A festa do Pritzker, edição 2019

 

The Kitakyushu Central Library in Japan, Arata Isozaki’s native country. Construction on the library was completed in the mid-1970s. Foto: Hisao Suzuki

Na passada terça-feira publicou-se a notícia da atribuição do Prémio Pritzker 2019 a Arata Isozaki. Gostaria de pesar esta notícia, pôr na balança os seus dois termos e analisá-los por separado: Pritzker / Isozaki-san.

O Prémio Pritzker, como qualquer outro prémio de arquitetura ou de qualquer outra coisa, é uma piada, uma manobra de comunicação de proporções globais que conseguiu preencher a lacuna deixada pelo prémio Nobel, para, ano após ano, conseguir que a arquitetura abra telejornais e apareça na capa de todos os jornais.

Isto leva-me a propor reflexões sobre a divulgação da arquitetura. Quando esta se faz através de prémios, mostramos os que um júri X considerou ser os melhores. Mas o que é que o prémio Pritzker tem que outros não têm? Obviamente a manobra de prestígio da marca de hotéis Hyatt. Então, porquê esta em particular e não os FAD, os Prémios Nacionais ou os Mies van der Rohe? É fácil: estes prémios são todos eles outorgados por instituições culturais ou públicas, ou as duas simultaneamente, instituições que, quando se comprometem (sempre através de um júri ao qual poder culpar se a coisa não corre bem), não evidenciam as suas bondades, mas um grau de excelência ao qual não se aproximam nem de perto nem de longe. E os Pritzker não. A manobra é honradíssima pelo transparente que é: temos uma cadeia de hotéis; queremos prestigiá-la no marco cultural; procuramos uma lacuna e exploramos a fundo, usando os recursos necessários para tal. E deveríamos estar agradecidos: podiam tê-lo feito no campo das Belas Artes, da gastronomia, da tecnologia, da literatura… e escolheram a arquitetura, conseguindo uma trajetória que, apesar dos seus altos e baixos, é bastante coerente. A própria procura do prestígio foi o que lhes deu uma relativa independência muito superior, mesmo assim, à grande maioria dos outros prémios.

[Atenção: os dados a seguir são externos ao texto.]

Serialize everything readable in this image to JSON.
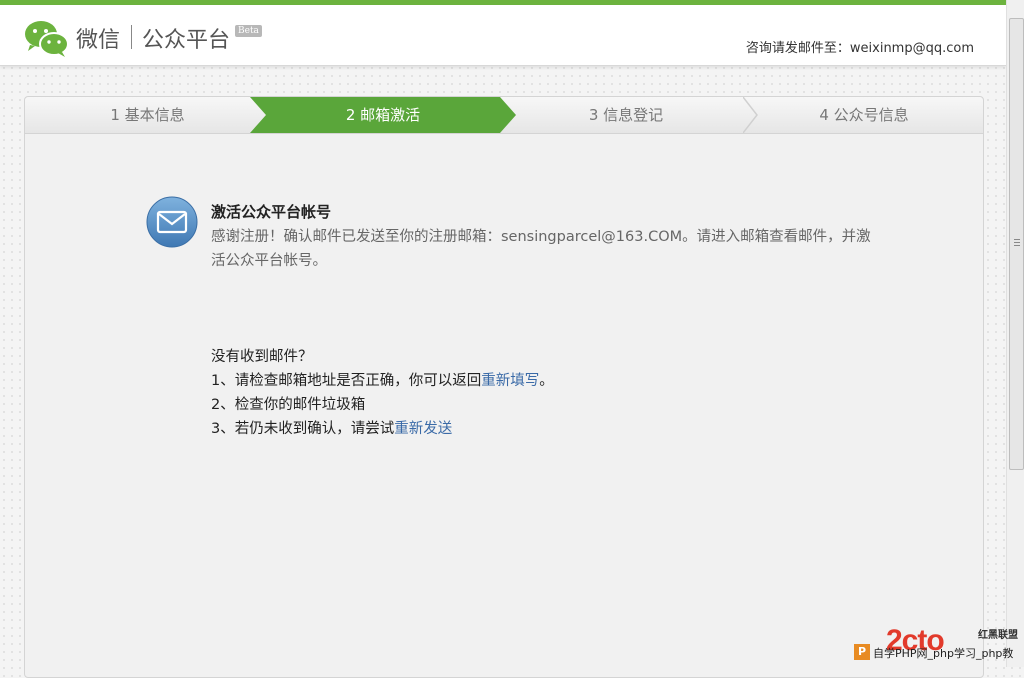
{
  "header": {
    "brand_name": "微信",
    "brand_platform": "公众平台",
    "beta": "Beta",
    "contact": "咨询请发邮件至：weixinmp@qq.com"
  },
  "steps": [
    {
      "label": "1 基本信息",
      "active": false
    },
    {
      "label": "2 邮箱激活",
      "active": true
    },
    {
      "label": "3 信息登记",
      "active": false
    },
    {
      "label": "4 公众号信息",
      "active": false
    }
  ],
  "message": {
    "title": "激活公众平台帐号",
    "body": "感谢注册！确认邮件已发送至你的注册邮箱：sensingparcel@163.COM。请进入邮箱查看邮件，并激活公众平台帐号。"
  },
  "help": {
    "question": "没有收到邮件？",
    "item1_prefix": "1、请检查邮箱地址是否正确，你可以返回",
    "item1_link": "重新填写",
    "item1_suffix": "。",
    "item2": "2、检查你的邮件垃圾箱",
    "item3_prefix": "3、若仍未收到确认，请尝试",
    "item3_link": "重新发送"
  },
  "watermark": {
    "logo": "2cto",
    "tag": "红黑联盟",
    "box": "P",
    "text": "自学PHP网_php学习_php教"
  },
  "colors": {
    "accent_green": "#6cb33e",
    "link_blue": "#3a6aa7"
  }
}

Paremos e dediquemos um momento a esta procura de prestígio: porque é que se deve premiar sempre aquilo que é descontinuo, excecional, excedente? Há algum problema com o que é normal, com o que é genérico? Premiar a descontinuidade, esta alegada excelência na arquitetura, é o grande fracasso, não só deste prémio, mas de qualquer prémio de arquitetura. A arquitetura é um milagre. Rodeia-nos, permeia-nos, está nas nossas casas, no design de muitos dos nossos objetos quotidianos, no nosso espaço público, nos equipamentos que usamos. Uma parte desta arquitetura é boa, ou muito boa. Exemplos da mesma encontram-se espalhados por cada aldeia ou cidade do nosso território. Podemos vê-los, emocionar-nos com eles, apreciá-los, tecer mapas secretos, percursos emocionais de grande qualidade… Premiar a descontinuidade é desviar o foco de atenção das arquiteturas que nos rodeiam através da seguinte mensagem perniciosa: a arquitetura é apenas o descontínuo, o excecional. E este é o grande fracasso da divulgação da arquitetura através de prémios.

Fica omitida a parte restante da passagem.